The paper presents a significant advance in the generation and characterization of entangled states in a quantum system with 20 qubits. This investigation focuses on generating entanglement among qubits encoded into the electronic states of trapped ions, utilizing an Ising-type Hamiltonian to achieve this through laser-induced interactions.

The experimental framework employs a linear chain of 20 $^{40}$Ca$^+$ ions confined in a Paul trap. Each qubit is defined by the distinct electronic states of these ions, linked by a quadrupole transition. The qubit system's dynamics are driven by an "XY" Hamiltonian, effectively a model capturing interactions that can be modulated through external laser fields. This system configuration is instrumental in studying out-of-equilibrium dynamics and the subsequent entanglement in a controlled quantum register.

The authors demonstrate genuine multipartite entanglement (GME) in this 20-qubit system. They achieve this by initially preparing the qubits in a Néel-ordered state and evolving them dynamically under the Hamiltonian. The research focuses on how entanglement percolates through neighboring qubit pairs and triplets during these dynamics, detecting strong manifestation of GME even among quadruplets and quintuplets of qubits.

One of the paper's significant contributions is its advancement in methods for characterizing multipartite entanglement without reliance on exhaustive quantum state tomography. The authors develop new entanglement witnesses tailored to the system, allowing them to ascertain GME through measurement settings feasible under their experimental constraints. The witnesses are constructed via semantic analysis and numerical optimizations, making them robust and well-suited to detect GME even in larger neighboring qubit groups.

Analyzing the properties and dynamics of $\langle Z_i \rangle$ — indicators of localized qubit excitation — and the GME, they confirm that entanglement emerges swiftly across qubit pairs and triples, peaking at specific interaction times. The witnessed GME demonstrates the potential complexity of entangled states generated by the system's dynamics.

This research has profound implications for quantum computation, as the capability to reliably generate and manage entangled states is central to advancing quantum information processing. The experiment showcases the potential of trapped ion systems to serve as universal quantum simulators. Practically, this could herald increased capability in executing quantum calculations exceeding classical systems' power.

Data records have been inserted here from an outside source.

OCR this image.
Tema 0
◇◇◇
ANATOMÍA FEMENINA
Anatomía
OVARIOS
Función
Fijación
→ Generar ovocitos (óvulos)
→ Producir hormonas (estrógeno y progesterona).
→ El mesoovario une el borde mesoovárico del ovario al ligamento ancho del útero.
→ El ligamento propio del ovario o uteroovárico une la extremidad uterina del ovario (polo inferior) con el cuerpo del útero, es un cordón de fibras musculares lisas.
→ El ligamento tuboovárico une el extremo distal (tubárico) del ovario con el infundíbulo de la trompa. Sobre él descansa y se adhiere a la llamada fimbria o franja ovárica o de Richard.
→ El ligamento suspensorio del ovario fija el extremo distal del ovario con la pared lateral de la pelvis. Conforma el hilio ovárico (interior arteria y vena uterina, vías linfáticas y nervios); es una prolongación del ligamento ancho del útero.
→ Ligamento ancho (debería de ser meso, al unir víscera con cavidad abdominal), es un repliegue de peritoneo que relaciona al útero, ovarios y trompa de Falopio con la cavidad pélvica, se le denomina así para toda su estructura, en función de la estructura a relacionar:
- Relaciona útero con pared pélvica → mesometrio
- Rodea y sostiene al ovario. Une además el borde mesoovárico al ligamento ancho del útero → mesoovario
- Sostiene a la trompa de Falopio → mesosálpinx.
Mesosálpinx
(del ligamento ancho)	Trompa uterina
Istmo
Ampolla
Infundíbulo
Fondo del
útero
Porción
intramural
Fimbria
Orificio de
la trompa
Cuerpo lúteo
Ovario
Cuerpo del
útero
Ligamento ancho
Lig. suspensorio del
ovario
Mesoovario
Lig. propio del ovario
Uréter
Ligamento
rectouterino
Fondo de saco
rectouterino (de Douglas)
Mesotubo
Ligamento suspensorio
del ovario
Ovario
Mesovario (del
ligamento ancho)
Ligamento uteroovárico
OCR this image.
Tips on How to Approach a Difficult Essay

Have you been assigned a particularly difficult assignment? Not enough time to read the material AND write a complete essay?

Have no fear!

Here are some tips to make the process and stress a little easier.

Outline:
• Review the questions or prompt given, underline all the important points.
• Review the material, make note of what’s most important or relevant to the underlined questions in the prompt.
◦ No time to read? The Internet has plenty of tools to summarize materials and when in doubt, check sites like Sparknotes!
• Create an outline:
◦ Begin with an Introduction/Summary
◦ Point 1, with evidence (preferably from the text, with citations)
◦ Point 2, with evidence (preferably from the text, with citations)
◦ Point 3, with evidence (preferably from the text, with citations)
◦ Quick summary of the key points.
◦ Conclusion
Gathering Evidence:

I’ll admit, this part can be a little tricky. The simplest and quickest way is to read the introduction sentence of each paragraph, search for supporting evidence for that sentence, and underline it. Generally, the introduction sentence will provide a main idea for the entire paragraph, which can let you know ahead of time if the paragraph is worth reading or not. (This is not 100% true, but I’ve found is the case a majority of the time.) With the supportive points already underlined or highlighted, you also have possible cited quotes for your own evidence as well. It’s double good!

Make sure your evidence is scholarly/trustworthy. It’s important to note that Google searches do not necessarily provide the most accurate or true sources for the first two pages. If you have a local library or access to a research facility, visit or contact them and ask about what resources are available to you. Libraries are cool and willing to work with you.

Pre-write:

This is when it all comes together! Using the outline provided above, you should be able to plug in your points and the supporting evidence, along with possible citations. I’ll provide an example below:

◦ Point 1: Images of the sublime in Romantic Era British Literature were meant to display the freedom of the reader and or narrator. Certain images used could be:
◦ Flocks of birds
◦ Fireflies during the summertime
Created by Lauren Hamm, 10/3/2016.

Looking forward, the demonstrated ability to generate complex entangled states sets the stage for deeper exploration into quantum simulations involving even larger systems or multiple particle interactions with tailored Hamiltonians. Indeed, the future orientation could explore more optimized interactions, potentially enabling more efficient and scalable quantum computation frameworks. The capacity of these systems to generate substantial GME attests to their potential role in developing the next generation of quantum technologies.